Prep 15 mins
Cook 20 mins
- 2⁄3 cup sifted cake flour
- 3 large eggs, separated, room temp
- 9 tablespoons granulated sugar (1/2 cup plus 1 tbsp)
- 1 teaspoon vanilla extract
- 1 pinch salt
- Line two cookie sheets with Silpat (or baking parchment, or butter and flour).
- Preheat oven to 300°F.
- In the large bowl of an electric mixer, beat egg yolks with the 1/2 cup of the sugar and the vanilla, until the mixture is thick and light-colored and forms a flat ribbon falling back upon itself. Once or twice, stop the mixer and scrape down the sides.
- With a clean bowl and beater, whip the egg whites with a pinch of salt until foamy. Add remaining 1 tblsp of sugar and whip until the whites are stiff but not dry. This stage is signaled when you can turn the bowl upside down and the whites stay put.

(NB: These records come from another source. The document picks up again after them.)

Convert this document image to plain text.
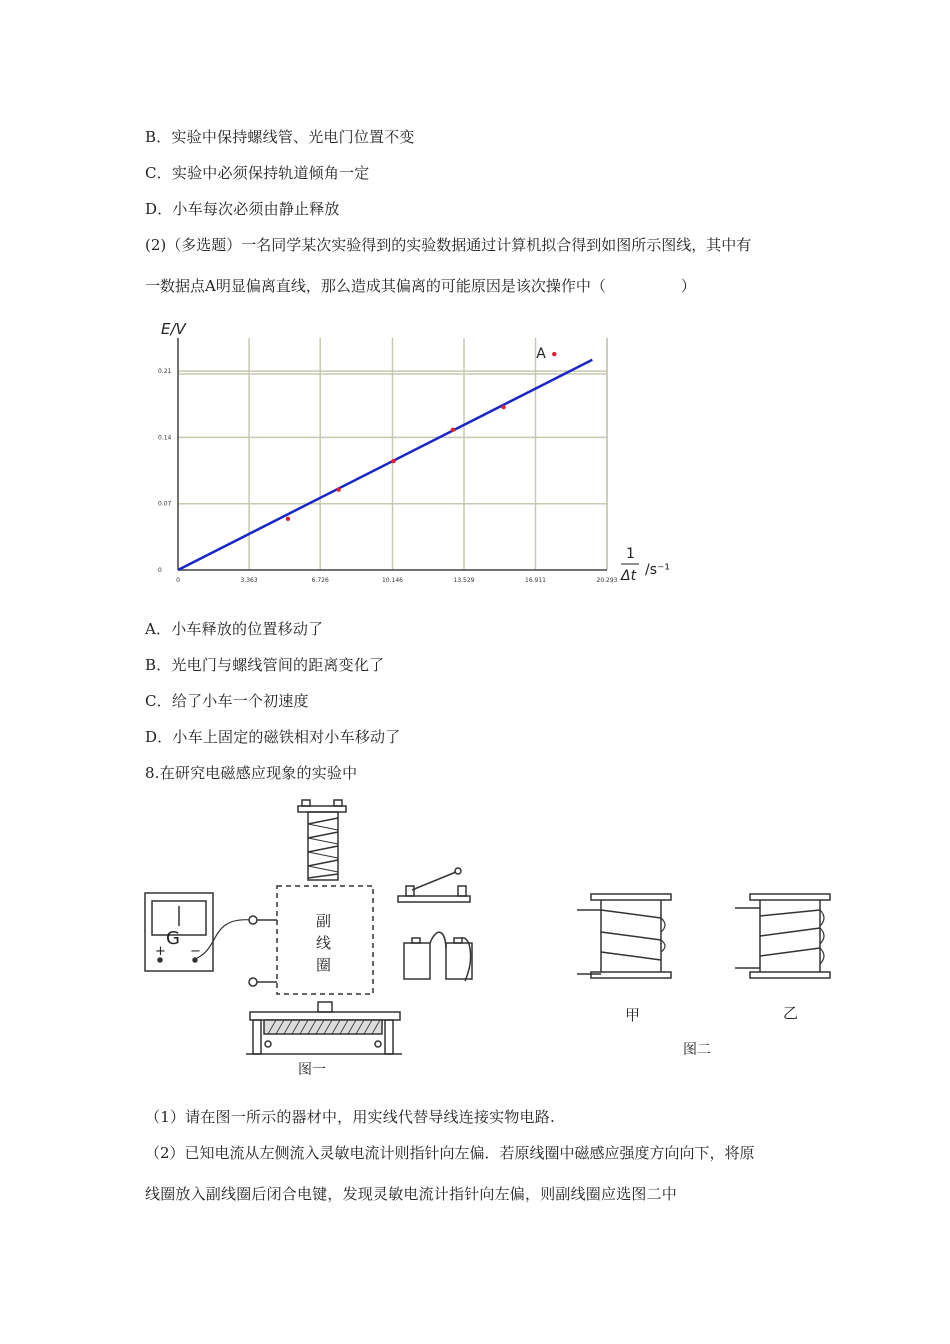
B．实验中保持螺线管、光电门位置不变
C．实验中必须保持轨道倾角一定
D．小车每次必须由静止释放
(2)（多选题）一名同学某次实验得到的实验数据通过计算机拟合得到如图所示图线，其中有
一数据点A明显偏离直线，那么造成其偏离的可能原因是该次操作中（　　　　　）
0	3.363	6.726	10.146	13.529	16.911	20.293
0
0.07
0.14
0.21
E/V
1
Δt /s⁻¹
A
A．小车释放的位置移动了
B．光电门与螺线管间的距离变化了
C．给了小车一个初速度
D．小车上固定的磁铁相对小车移动了
8.在研究电磁感应现象的实验中
G
+ −
副
线
圈
图一
甲	乙
图二
（1）请在图一所示的器材中，用实线代替导线连接实物电路.
（2）已知电流从左侧流入灵敏电流计则指针向左偏．若原线圈中磁感应强度方向向下，将原
线圈放入副线圈后闭合电键，发现灵敏电流计指针向左偏，则副线圈应选图二中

- Using a rubber spatula, scoop 1/4 of the whites into the yolk mixture and fold them lightly together. Don’t over-mix – streaks of the whites should remain. Sift about 1/4 of the flour over the whipped batter, fold the mix over itself a couple of times, then add another 1/4 of the whites and fold gently. Repeat, until all flour and whites are used and you can still see those streaks.
- This is the point at which you would get out your piping bag for regular lady-fingers. If you want to do that, pipe fingers that are 3-3.5” long and 1” apart. Then sift them with confectioner’s/icing sugar. For trifle, simply evenly divide the mixture between the two cookie sheets and gently spread into thin sheets. Dust with the icing sugar and bake for about 15-20 minutes until lightly golden.
- Remove from oven, cool and then slice into fingers.